Гости посидели ещё немного.
— Мы слышали, что в Ахале не думают, много или мало пришло воды, — сказал один. — Там, говорят, ручей всё время течёт, никаких хошарных работ не надо.
— Да, арыки мы не чистим, — кивнул Берды, — но воды на поливы всё равно маловато.
Перекинулись ещё несколькими незначащими фразами. Хозяин не возвращался. Гости стали прощаться.
Пришёл работник Бекмурад-бая, видимо, получивший от хозяина распоряжение, постелил Берды постель. Берды лёг, прислушиваясь к шагам на дворе. Его привело сюда не желание посмотреть в лицо врага, он пришёл с тем, чтобы убить Бекмурад-бая, убить этой же ночью. Но усталость взяла своё, и он незаметно крепко уснул.
Рано утром, так и не увидев больше Бекмурад-бая, Берды ушёл. Аллах не захотел, чтобы правое дело свершилось в эту ночь. Что ж, можно подождать, всё равно ангел, ведущий счёт дням человека, отсчитывает последние шаги Бекмурад-бая по этой земле.

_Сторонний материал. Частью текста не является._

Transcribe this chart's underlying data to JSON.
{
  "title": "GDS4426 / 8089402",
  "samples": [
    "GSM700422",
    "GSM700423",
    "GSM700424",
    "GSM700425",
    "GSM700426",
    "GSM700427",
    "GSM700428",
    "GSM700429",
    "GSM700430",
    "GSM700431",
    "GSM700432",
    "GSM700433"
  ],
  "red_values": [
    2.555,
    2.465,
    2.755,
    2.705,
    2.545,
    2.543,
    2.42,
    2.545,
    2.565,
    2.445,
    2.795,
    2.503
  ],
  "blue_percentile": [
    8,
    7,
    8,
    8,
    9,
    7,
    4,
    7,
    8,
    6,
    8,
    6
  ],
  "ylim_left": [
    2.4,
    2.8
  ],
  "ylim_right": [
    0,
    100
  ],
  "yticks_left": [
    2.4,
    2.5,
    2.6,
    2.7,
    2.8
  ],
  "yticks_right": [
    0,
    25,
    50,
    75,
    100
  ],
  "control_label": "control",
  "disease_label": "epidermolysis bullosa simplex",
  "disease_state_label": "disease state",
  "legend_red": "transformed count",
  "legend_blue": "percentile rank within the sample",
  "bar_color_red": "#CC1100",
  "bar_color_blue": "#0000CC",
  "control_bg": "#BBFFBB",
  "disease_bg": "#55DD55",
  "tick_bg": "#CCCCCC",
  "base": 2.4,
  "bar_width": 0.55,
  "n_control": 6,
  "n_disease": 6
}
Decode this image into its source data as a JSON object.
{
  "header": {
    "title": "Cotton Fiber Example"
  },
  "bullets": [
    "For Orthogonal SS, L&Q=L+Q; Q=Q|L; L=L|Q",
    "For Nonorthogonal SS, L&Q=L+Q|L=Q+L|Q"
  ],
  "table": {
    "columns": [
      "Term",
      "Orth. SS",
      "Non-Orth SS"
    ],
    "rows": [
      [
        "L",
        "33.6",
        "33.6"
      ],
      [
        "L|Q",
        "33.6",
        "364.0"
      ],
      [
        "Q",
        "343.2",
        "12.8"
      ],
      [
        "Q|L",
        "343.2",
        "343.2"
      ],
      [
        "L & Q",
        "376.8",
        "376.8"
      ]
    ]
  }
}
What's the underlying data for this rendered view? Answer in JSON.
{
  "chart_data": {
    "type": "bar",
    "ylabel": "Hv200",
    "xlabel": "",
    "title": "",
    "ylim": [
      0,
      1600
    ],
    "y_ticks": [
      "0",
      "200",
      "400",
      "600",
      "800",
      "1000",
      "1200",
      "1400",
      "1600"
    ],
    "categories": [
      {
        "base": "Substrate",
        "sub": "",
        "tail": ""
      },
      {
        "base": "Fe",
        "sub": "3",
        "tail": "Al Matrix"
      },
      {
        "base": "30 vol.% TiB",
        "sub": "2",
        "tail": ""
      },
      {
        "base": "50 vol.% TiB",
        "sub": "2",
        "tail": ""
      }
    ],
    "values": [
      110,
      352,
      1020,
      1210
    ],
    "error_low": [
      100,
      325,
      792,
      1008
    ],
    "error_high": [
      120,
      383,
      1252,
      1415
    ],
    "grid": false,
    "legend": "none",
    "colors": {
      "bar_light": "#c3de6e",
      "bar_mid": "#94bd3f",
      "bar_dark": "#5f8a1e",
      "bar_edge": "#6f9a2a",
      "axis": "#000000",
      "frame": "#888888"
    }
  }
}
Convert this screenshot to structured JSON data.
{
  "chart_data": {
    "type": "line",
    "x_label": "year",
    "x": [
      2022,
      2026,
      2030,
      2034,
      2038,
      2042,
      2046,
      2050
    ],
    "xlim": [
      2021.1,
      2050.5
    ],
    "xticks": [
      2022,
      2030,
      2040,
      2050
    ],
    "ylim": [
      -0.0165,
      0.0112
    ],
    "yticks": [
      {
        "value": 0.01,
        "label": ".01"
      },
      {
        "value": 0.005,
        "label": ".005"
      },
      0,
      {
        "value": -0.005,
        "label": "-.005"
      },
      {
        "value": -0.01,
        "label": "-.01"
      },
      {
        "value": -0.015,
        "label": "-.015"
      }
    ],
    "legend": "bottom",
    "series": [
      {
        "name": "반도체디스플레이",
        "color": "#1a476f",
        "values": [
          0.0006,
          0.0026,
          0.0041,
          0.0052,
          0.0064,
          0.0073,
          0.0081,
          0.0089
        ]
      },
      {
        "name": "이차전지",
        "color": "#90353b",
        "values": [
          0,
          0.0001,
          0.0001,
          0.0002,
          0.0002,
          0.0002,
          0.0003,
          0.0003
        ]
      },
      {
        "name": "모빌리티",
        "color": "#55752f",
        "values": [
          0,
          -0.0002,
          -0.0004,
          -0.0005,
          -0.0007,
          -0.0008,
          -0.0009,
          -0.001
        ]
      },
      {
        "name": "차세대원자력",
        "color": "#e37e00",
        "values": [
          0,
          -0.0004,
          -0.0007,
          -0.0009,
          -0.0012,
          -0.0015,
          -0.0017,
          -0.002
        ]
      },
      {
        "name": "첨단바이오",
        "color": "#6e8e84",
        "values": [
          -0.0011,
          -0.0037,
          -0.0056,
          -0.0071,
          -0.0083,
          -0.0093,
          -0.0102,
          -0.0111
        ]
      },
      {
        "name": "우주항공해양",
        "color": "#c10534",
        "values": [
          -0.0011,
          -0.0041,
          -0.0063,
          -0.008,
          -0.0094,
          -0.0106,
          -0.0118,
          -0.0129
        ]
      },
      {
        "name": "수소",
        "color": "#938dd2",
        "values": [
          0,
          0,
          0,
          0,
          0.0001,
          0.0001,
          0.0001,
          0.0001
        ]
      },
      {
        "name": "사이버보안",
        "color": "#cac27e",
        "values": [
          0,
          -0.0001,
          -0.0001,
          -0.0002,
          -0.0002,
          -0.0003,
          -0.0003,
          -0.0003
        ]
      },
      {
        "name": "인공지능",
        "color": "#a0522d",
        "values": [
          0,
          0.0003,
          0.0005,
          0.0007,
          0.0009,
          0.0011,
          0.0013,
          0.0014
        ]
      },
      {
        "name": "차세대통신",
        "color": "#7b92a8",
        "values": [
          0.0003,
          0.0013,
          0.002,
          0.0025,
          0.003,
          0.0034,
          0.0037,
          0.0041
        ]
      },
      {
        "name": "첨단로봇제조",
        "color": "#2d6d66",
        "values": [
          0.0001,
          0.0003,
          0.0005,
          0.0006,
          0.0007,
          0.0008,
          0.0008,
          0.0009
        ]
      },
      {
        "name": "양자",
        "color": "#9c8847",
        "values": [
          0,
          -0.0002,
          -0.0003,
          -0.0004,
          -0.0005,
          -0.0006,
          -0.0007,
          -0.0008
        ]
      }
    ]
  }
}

Можно подождать… Но куда пойти? Кто приютит одинокого человека? Может быть, Оразсолтан-эдже? Берды не хотел идти на пепелище своего недолгого счастья. Старуха, увидев его, расплачется, а у него нет сейчас слов утешения.
Можно завернуть к Огульнияз-эдже. Она всегда относилась к Берды по-матерински, угощала его чем-либо вкусным и даже сама сватала для него Узук. Бедная Узук! Сватали тебя за человека, просватали за горькую судьбу. Где ты теперь? Как живёшь, как несёшь на своих хрупких девичьих плечах тяжесть свалившихся на тебя невзгод? Чьи добрые руки утирают слёзы с твоих побледневших щёк, чьё участие баюкает твоё измученное сердце?..
Берды медленно шёл по дороге, занятый своими невесёлыми мыслями, когда его внимание отвлёк удивлённый возглас. Он очнулся от раздумий и увидел пожилую, круглую, как шар, женщину с лоснящимся, смуглым до черноты лицом. Он всмотрелся пристальнее и вздрогнул: это была та самая прислужница ишана Сеидахмеда, которая чуть было не выдала их с Узук ишану, но потом всё-таки помогла бежать. Сейчас она стояла в двух шагах от него, удивлённо раскрыв рот с жёлтыми, прокуренными зубами и пялила на него оловянные бляшки глаз.